Speaking of simple names, and once again invoking The Breakers’ founder, HMF is the newest dining experience on the property. It’s a bar concept featuring globally inspired cuisines and handcrafted cocktails, all (again) under majestic ceilings of the Florentine Room, re-imagined to match the HMF experience. From the time HMF opens at 5 p.m. to closing time at 1 a.m., the lights change and music adjusts to differing moods and clienteles.
Sitting and chatting at HMF over Railcar No. 91 cocktails (named for Flagler’s personal railcar) is a perfect ending to a day of golf at The Breakers, which like the rest of the resort offers historic and modern options.
Just outside the front door of the hotel is the Ocean Course, the state’s oldest 18-hole layout. Originally designed by Alexander Findlay in 1896 and redesigned a century later by Brian Silva, the Ocean Course demands short-game skill rather than brute power.
If your game is lacking in either or both departments, on-site help is at the ready with the John Webster Academy. Webster, a PGA member for two decades and a former South Florida Teacher of the Year, boasts a range of students from Tom Kite to Thomas Friedman.
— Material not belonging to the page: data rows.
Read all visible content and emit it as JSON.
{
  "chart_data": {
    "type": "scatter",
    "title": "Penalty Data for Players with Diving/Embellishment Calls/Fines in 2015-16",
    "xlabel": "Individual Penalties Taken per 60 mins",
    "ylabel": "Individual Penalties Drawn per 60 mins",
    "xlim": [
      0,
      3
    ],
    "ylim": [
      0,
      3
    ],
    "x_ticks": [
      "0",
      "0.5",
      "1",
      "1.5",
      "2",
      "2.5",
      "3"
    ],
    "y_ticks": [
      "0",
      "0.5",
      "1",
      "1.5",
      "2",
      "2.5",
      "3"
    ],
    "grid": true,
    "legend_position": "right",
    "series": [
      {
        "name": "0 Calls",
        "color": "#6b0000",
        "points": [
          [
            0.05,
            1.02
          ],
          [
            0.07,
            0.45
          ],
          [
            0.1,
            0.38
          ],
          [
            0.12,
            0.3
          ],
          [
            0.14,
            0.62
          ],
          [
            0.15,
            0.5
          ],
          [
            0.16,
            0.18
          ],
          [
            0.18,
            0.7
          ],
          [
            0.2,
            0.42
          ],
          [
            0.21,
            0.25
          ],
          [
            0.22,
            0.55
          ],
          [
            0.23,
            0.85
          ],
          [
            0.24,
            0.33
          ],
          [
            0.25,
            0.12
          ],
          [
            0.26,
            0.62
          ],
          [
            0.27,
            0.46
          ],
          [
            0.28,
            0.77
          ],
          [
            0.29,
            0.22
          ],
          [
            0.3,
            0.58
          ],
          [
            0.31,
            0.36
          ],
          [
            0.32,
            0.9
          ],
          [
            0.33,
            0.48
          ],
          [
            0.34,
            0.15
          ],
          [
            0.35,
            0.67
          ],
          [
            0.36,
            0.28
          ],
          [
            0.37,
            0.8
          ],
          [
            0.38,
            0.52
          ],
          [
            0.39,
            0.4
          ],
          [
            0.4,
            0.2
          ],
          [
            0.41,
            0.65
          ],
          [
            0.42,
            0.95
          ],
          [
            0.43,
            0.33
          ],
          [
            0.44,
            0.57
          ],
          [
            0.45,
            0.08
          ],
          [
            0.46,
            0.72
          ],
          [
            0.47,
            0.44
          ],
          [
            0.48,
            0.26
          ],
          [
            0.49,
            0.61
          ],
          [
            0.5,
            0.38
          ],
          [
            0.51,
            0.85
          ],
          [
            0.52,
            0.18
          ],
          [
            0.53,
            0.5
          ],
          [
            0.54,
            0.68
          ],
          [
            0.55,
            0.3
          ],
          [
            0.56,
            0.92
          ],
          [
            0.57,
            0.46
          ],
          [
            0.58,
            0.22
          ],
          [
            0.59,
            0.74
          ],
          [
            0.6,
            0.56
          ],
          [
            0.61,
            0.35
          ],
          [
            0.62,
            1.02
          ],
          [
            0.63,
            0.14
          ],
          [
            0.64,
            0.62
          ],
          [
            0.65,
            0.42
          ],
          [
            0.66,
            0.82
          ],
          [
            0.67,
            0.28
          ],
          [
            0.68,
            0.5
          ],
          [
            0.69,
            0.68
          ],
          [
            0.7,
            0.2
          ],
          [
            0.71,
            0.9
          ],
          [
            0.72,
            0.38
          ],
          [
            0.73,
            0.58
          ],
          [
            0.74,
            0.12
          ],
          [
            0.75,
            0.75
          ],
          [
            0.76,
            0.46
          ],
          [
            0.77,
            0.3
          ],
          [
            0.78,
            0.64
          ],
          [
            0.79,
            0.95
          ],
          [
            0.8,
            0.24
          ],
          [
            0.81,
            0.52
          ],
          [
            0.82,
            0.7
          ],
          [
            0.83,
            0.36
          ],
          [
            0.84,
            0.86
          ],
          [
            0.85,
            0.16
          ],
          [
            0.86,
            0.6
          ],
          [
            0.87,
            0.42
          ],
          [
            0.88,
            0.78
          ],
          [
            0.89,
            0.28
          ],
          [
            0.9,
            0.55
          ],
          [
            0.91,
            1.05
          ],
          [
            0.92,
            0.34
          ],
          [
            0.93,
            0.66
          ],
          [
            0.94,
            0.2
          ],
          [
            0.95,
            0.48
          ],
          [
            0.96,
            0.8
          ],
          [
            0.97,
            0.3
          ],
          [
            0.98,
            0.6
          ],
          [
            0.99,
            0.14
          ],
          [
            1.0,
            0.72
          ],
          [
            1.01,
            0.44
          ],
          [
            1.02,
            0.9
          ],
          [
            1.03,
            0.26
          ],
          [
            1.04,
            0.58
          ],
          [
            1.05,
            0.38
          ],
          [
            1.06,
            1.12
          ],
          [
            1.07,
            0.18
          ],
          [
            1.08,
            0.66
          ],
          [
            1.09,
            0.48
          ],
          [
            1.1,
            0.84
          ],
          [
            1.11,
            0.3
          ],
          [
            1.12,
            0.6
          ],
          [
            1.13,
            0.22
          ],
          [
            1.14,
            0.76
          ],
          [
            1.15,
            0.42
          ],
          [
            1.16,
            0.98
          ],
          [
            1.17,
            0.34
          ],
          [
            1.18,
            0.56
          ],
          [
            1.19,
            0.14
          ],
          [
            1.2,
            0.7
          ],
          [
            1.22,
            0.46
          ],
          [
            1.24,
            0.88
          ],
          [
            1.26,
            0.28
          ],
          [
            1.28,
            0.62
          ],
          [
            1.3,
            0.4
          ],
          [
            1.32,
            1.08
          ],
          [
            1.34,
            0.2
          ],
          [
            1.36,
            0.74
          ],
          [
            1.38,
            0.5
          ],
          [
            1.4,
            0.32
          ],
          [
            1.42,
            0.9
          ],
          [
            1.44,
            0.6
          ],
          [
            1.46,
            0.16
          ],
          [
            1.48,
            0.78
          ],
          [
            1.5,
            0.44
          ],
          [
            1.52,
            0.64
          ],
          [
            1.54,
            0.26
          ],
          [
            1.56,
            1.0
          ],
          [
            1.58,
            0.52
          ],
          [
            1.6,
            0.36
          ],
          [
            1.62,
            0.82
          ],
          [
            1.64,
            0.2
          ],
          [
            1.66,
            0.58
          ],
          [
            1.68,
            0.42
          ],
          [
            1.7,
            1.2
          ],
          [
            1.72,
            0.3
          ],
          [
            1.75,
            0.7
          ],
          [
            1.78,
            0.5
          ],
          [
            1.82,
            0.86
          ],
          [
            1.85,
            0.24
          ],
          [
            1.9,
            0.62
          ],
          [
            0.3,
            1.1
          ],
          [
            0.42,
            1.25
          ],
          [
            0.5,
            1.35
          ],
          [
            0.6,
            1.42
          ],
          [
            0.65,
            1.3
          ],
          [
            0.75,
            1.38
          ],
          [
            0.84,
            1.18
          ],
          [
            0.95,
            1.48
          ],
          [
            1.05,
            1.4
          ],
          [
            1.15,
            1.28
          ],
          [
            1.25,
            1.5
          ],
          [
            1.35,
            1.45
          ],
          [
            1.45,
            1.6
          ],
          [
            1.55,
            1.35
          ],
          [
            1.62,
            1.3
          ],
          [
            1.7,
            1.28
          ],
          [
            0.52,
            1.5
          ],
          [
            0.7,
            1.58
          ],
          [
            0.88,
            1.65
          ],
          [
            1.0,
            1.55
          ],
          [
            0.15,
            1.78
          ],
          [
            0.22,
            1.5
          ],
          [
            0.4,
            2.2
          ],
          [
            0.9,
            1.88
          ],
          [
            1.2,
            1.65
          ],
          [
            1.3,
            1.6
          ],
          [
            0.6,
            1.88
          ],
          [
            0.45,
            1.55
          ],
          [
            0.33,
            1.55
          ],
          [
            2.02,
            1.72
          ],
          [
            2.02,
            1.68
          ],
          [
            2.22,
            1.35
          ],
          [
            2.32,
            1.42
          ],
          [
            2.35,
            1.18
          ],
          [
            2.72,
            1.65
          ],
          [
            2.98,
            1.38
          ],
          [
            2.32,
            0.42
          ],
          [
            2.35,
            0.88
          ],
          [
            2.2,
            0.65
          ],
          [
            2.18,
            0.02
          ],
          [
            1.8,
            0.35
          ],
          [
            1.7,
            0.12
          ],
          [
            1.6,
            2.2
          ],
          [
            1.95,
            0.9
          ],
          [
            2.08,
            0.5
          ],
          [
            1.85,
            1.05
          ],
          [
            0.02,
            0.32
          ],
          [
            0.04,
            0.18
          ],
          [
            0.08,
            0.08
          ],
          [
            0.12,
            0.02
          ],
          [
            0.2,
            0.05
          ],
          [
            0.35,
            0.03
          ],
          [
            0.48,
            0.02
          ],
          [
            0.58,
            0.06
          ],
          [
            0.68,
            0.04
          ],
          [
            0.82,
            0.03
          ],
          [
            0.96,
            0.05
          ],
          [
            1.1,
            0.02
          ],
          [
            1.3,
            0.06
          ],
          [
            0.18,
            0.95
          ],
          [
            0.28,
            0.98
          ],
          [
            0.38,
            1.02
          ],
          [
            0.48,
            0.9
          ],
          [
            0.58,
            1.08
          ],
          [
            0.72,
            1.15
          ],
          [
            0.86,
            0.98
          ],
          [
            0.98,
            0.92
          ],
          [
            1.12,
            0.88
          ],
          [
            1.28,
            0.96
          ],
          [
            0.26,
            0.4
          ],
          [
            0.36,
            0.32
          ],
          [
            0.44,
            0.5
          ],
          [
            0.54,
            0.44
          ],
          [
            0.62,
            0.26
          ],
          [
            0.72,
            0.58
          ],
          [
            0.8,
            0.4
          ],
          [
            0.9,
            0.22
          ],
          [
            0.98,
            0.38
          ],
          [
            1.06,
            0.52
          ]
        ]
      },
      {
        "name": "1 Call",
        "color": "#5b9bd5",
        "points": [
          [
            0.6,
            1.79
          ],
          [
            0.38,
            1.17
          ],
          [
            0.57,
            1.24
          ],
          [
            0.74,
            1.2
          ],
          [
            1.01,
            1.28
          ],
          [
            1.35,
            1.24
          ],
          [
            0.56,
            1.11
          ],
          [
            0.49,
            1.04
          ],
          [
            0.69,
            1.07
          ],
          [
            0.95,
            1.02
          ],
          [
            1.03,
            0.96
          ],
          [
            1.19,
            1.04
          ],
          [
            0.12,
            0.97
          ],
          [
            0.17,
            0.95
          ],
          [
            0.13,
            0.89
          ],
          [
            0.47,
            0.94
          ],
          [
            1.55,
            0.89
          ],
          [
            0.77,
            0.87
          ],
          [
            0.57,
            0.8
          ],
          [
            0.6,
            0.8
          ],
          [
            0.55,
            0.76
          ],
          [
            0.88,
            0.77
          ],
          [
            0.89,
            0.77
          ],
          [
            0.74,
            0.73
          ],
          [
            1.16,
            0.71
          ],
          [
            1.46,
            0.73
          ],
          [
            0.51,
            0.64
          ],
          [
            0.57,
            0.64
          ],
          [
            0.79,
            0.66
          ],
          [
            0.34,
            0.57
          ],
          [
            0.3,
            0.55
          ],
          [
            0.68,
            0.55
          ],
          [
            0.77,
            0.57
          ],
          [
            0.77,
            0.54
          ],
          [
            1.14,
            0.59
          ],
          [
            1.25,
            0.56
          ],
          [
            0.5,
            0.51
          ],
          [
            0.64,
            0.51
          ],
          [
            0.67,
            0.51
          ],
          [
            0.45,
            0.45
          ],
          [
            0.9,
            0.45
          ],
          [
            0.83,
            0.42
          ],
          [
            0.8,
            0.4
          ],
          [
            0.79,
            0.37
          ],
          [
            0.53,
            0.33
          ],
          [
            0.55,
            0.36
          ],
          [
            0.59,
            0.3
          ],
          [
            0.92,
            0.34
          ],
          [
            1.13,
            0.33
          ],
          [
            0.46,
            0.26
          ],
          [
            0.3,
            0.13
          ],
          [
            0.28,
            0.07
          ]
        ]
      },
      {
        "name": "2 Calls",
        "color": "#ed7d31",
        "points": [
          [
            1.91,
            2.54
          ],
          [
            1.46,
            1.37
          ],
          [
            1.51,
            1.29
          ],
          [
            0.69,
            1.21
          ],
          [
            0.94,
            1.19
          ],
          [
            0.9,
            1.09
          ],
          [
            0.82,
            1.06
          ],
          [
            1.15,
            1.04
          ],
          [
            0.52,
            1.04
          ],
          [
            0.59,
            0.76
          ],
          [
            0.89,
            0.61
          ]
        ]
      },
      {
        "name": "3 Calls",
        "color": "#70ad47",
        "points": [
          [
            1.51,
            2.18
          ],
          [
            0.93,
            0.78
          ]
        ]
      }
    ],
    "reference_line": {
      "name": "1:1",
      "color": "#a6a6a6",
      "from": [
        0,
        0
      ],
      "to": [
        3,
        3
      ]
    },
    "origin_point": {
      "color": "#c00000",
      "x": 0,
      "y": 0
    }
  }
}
He and his staff, armed with a state-of-the-art learning center, create personal tutorials that students can take home. It’s not uncommon for someone who took a lesson at The Breakers six months ago to continue getting help from the staff through video and email – the same kind of personal touch evident everywhere else at the property.
The Breakers’ off-site golf getaway is the Rees Jones Course, a 7,104-yard layout that challenges scratch golfers just as much as 15-handicap amateurs. Jones took the original 1968 layout and added length and water in 2004, though landscaping around the additional water features minimizes the intimidation. Greens are kept at lightning speeds, quicker than the Ocean Course, continuing the theme of a pro-caliber test. In a county full of top-shelf courses, the Rees Jones Course has a case as the best.
The Breakers runs a complimentary shuttle to the course. That’s one circumstance where it’s OK to leave the legendary resort behind, though fortunately for just a few hours.